Ministro Mangabeira expõe proposta de reforma trabalhista
A Comissão de Trabalho, de Administração e Serviço Público vai discutir nesta tarde com o ministro de Assuntos Estratégicos, Mangabeira Unger, suas propostas de mudanças na legislação trabalhista.

No fim de abril, Mangabeira entregou ao presidente Luiz Inácio Lula da Silva uma agenda mínima de reforma trabalhista.

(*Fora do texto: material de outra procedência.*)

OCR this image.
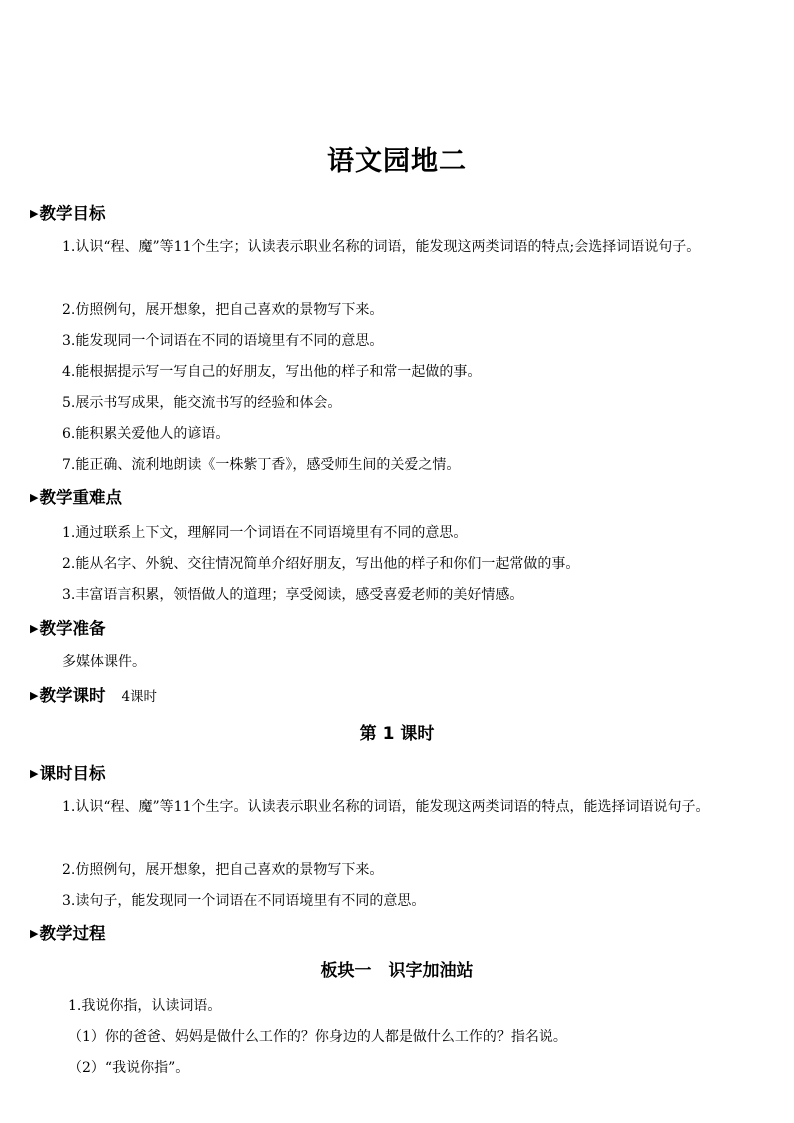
语文园地二
▶教学目标
1.认识“程、魔”等11个生字；认读表示职业名称的词语，能发现这两类词语的特点;会选择词语说句子。
2.仿照例句，展开想象，把自己喜欢的景物写下来。
3.能发现同一个词语在不同的语境里有不同的意思。
4.能根据提示写一写自己的好朋友，写出他的样子和常一起做的事。
5.展示书写成果，能交流书写的经验和体会。
6.能积累关爱他人的谚语。
7.能正确、流利地朗读《一株紫丁香》，感受师生间的关爱之情。
▶教学重难点
1.通过联系上下文，理解同一个词语在不同语境里有不同的意思。
2.能从名字、外貌、交往情况简单介绍好朋友，写出他的样子和你们一起常做的事。
3.丰富语言积累，领悟做人的道理；享受阅读，感受喜爱老师的美好情感。
▶教学准备
多媒体课件。
▶教学课时 4课时
第 1 课时
▶课时目标
1.认识“程、魔”等11个生字。认读表示职业名称的词语，能发现这两类词语的特点，能选择词语说句子。
2.仿照例句，展开想象，把自己喜欢的景物写下来。
3.读句子，能发现同一个词语在不同语境里有不同的意思。
▶教学过程
板块一　识字加油站
1.我说你指，认读词语。
（1）你的爸爸、妈妈是做什么工作的？你身边的人都是做什么工作的？指名说。
（2）“我说你指”。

Em audiência pública no Senado, no mês passado, ele disse que essas propostas são as “mais abrangentes e ambiciosas” nas relações capital/trabalho desde Getúlio Vargas.

As diretrizes da proposta são: resgate da metade da população economicamente ativa que está na chamada economia informal, reversão da queda da participação dos salários na renda nacional e revisão do regime sindical brasileiro.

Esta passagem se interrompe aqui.